Thank you for your time,
philosophy vs. practicality
Myself, the current political climate jabber is something to just confuse the people. There is nothing wrong with government regulation and legislation to give massive incentives for domestic investment, domestic hiring, based on citizenship (i.e. hire Americans), corporate tax policy that puts rewards for hiring, retaining and training labor.
"Force" doesn't mean at gunpoint, it means enact legislation, policies to the point corporations, in order to be profitable, must invest their cash into the United States, instead of globe hopping for the cheapest labor markets and production.
i.e. instead of allowing corporations to park profits offshore, tie 0% corporate tax rates to hiring Americans and investing, building within the United States.
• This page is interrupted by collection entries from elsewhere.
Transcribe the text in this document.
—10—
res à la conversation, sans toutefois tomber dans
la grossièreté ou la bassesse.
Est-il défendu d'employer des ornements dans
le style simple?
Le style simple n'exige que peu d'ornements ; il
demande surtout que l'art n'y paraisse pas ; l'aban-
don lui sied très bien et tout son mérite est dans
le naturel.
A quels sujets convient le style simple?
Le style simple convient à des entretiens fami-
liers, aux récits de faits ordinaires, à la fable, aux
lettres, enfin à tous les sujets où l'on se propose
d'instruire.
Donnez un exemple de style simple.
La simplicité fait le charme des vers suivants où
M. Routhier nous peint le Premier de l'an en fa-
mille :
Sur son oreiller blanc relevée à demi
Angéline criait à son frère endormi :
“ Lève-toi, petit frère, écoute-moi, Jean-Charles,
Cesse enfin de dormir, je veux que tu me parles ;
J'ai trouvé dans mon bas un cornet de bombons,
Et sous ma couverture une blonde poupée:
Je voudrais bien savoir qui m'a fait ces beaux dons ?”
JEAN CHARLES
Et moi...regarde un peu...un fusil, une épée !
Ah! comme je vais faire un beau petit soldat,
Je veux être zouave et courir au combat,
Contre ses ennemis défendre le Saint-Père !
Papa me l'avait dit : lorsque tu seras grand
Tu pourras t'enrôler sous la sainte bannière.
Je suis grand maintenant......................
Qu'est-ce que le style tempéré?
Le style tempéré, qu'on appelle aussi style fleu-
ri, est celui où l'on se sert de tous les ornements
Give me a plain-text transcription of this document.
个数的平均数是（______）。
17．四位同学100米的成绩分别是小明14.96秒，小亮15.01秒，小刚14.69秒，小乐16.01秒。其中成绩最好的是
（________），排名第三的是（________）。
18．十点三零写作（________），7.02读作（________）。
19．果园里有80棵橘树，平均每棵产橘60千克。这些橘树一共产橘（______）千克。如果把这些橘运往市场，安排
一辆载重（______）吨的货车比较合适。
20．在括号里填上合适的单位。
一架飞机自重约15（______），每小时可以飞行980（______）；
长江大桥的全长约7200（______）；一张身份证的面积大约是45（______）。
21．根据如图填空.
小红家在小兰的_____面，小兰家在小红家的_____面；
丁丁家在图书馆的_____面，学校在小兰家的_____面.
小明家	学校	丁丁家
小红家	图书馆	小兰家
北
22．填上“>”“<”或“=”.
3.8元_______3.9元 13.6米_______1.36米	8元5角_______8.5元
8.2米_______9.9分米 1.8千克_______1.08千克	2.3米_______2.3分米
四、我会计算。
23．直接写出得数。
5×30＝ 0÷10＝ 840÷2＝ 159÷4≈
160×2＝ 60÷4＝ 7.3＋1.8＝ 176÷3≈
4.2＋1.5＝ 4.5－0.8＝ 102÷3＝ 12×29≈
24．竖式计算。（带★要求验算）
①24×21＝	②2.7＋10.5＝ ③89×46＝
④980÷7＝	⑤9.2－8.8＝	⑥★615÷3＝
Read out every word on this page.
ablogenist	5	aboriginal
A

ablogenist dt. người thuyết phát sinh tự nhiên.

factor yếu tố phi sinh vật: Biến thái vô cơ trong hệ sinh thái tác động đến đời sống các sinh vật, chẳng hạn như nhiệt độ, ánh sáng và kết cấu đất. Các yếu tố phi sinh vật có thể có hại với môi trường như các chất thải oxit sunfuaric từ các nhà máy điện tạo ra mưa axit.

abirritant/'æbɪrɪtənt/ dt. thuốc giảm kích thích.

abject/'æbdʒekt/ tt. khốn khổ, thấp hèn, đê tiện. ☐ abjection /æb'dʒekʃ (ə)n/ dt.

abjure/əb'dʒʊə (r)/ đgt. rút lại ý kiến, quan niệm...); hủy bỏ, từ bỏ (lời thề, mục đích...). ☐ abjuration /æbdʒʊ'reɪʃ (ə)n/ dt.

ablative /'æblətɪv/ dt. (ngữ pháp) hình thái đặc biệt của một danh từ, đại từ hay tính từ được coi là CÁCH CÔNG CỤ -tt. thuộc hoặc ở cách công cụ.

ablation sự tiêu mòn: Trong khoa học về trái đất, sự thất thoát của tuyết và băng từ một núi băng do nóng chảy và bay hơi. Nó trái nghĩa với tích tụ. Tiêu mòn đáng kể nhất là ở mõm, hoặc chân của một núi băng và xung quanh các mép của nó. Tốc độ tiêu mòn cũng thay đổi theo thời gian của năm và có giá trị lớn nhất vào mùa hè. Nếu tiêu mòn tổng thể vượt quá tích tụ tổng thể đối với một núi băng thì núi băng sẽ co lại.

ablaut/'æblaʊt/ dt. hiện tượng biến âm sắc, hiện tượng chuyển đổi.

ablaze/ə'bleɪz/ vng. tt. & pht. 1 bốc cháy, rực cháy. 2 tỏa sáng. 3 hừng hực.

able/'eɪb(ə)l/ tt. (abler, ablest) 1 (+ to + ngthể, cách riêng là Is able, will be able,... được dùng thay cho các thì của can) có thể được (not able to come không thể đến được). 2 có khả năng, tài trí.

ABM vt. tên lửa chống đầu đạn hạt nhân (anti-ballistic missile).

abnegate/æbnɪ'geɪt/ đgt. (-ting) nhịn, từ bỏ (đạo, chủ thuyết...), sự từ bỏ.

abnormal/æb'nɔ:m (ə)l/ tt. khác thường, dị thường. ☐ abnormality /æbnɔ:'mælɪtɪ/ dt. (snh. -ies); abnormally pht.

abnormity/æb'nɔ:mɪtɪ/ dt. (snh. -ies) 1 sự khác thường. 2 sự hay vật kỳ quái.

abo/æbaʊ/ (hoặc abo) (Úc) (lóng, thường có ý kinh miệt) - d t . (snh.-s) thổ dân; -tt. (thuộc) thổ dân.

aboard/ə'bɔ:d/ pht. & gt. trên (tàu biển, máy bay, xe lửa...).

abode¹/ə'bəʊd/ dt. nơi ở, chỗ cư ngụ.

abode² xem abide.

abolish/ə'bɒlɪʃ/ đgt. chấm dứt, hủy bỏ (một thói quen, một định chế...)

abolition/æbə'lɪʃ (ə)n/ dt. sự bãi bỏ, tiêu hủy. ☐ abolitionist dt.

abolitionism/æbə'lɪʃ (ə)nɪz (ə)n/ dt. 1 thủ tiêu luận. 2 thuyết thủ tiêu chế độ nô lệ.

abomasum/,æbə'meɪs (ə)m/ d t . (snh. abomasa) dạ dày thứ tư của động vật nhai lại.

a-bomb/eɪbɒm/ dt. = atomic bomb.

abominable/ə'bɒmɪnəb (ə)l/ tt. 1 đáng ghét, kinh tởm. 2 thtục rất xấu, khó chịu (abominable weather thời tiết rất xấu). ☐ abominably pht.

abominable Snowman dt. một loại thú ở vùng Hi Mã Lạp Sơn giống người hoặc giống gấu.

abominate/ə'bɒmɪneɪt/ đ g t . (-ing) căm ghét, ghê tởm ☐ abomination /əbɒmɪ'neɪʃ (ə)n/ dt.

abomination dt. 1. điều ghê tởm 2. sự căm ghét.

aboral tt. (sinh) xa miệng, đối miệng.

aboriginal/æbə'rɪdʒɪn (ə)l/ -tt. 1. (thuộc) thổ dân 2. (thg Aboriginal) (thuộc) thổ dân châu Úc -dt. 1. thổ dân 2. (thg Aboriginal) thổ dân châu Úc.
So, this isn't "at gunpoint", it's a major reshaping of the corporate tax code.
A private businesses' model remains the same, but there is an additional, much needed element beyond "make profits for our shareholders" and that is a responsibility to the nation and to their prospective work forces.
This isn't "take over the corporation", at all, not even close to what the Chinese do with state owned enterprises.
Right now we have corporate lobbyist written tax codes, labor laws, trade treaties that give strong incentives to fire U.S. workers, move production offshore and increase financialization.
It's currently corporate socialism, corporate welfare if one wants to speak in those red herring political philosophy terms.
Me, I'm practical, what works, what increases profits, business activity but also increases individual wealth, on average, increases work life in America, keeps the nation out of massive debt and so on. Many of these ideas which are thwarted again by corporate lobbyists, have already been proved to work in the past.
What works is my motto.
The issue is never what works but what works and for whom does it work. That is why conflict never ends. And the issue of whether fairness can work well enough to prevent upheavals. Up until now Amerca's contrived form of Democracy has had only one catastrophe breakdown...The Civil War. Which means our approach to turning the Middle Class into a wet blanket of revolution has a good but not totally reliable track record. Crushing the numbers in the Middle Class could very well be a warning of what's to become of all us.
China's biggest corporation is their military. Have you noticed? They look underfed. And the products that we import from them are sometimes dangerous. Is it because they have no pride in what they produce? Do they have scienctists developing products, or do they steal our ideas and try to recreate them cheaper with cheap labor. Be careful what you force our corporations to do.